PSformer: Parameter-efficient Transformer with Segment Attention for Time Series Forecasting
Yanlong Wang, Jian Xu, Fei Ma, Shao-Lun Huang, Danny Dongning Sun, Xiao-Ping Zhang
TL;DR
PSformer tackles multivariate time series forecasting by marrying parameter sharing with a novel Spatial-Temporal Segment Attention mechanism. By partitioning the input into cross-channel segments and applying two-stage SegAtt with a shared PS Block, it captures local spatio-temporal dependencies while maintaining a compact parameter footprint. Across eight long-term forecasting datasets, PSformer achieves state-of-the-art results on the majority of tasks, illustrating improved scalability and robustness versus baselines.

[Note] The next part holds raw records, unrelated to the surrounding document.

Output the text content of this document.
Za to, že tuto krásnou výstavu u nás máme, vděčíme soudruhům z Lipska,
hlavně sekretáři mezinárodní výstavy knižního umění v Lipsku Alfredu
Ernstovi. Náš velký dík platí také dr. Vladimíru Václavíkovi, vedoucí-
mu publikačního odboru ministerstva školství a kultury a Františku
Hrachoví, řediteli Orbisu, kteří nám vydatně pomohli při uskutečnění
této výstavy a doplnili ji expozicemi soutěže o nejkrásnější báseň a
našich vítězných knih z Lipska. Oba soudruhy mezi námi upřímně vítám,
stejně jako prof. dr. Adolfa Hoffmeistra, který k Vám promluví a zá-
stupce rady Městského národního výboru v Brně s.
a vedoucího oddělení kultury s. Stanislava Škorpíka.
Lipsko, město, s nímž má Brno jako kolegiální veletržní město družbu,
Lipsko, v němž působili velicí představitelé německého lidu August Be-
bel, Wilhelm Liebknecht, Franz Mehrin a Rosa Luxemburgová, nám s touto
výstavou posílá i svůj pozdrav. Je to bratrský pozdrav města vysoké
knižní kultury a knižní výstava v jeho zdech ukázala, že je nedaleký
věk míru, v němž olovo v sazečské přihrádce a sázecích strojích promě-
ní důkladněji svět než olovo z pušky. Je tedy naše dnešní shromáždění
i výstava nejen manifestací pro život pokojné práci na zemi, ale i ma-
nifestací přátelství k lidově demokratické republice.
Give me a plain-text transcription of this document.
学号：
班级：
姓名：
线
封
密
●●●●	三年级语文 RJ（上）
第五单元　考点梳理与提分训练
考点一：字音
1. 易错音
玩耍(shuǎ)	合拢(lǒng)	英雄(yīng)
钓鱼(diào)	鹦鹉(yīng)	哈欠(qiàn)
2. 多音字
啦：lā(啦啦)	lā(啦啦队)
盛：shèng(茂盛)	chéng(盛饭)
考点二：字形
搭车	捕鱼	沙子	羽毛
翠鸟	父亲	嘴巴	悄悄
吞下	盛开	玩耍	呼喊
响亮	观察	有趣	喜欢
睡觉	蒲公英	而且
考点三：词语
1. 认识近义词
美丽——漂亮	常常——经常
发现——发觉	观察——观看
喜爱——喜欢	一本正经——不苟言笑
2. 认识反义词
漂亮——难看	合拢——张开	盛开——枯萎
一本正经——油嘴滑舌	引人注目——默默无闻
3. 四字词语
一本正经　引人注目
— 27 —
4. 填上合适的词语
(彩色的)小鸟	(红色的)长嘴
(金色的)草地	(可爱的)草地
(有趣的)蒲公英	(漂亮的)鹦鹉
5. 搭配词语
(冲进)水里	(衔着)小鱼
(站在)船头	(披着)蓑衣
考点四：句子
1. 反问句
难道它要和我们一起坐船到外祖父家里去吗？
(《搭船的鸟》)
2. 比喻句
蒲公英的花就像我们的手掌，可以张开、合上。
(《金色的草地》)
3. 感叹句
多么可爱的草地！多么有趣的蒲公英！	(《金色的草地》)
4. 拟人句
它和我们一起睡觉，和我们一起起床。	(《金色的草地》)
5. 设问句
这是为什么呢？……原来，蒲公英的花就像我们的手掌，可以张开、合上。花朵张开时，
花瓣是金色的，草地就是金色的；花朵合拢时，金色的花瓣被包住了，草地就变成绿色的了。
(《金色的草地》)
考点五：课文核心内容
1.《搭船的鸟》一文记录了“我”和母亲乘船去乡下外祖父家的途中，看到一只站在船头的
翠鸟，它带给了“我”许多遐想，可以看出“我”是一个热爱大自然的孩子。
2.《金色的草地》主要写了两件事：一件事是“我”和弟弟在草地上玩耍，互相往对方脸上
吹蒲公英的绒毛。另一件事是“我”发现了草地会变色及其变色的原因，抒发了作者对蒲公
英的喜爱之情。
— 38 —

The approach offers practical benefits for high-dimensional forecasting where model size and training efficiency are critical, and opens pathways for applying PS and SegAtt in pre-trained time-series models.
Abstract
Time series forecasting remains a critical challenge across various domains, often complicated by high-dimensional data and long-term dependencies. This paper presents a novel transformer architecture for time series forecasting, incorporating two key innovations: parameter sharing (PS) and Spatial-Temporal Segment Attention (SegAtt). We also define the time series segment as the concatenation of sequence patches from the same positions across different variables. The proposed model, PSformer, reduces the number of training parameters through the parameter sharing mechanism, thereby improving model efficiency and scalability. The introduction of SegAtt could enhance the capability of capturing local spatio-temporal dependencies by computing attention over the segments, and improve global representation by integrating information across segments. The combination of parameter sharing and SegAtt significantly improves the forecasting performance. Extensive experiments on benchmark datasets demonstrate that PSformer outperforms popular baselines and other transformer-based approaches in terms of accuracy and scalability, establishing itself as an accurate and scalable tool for time series forecasting.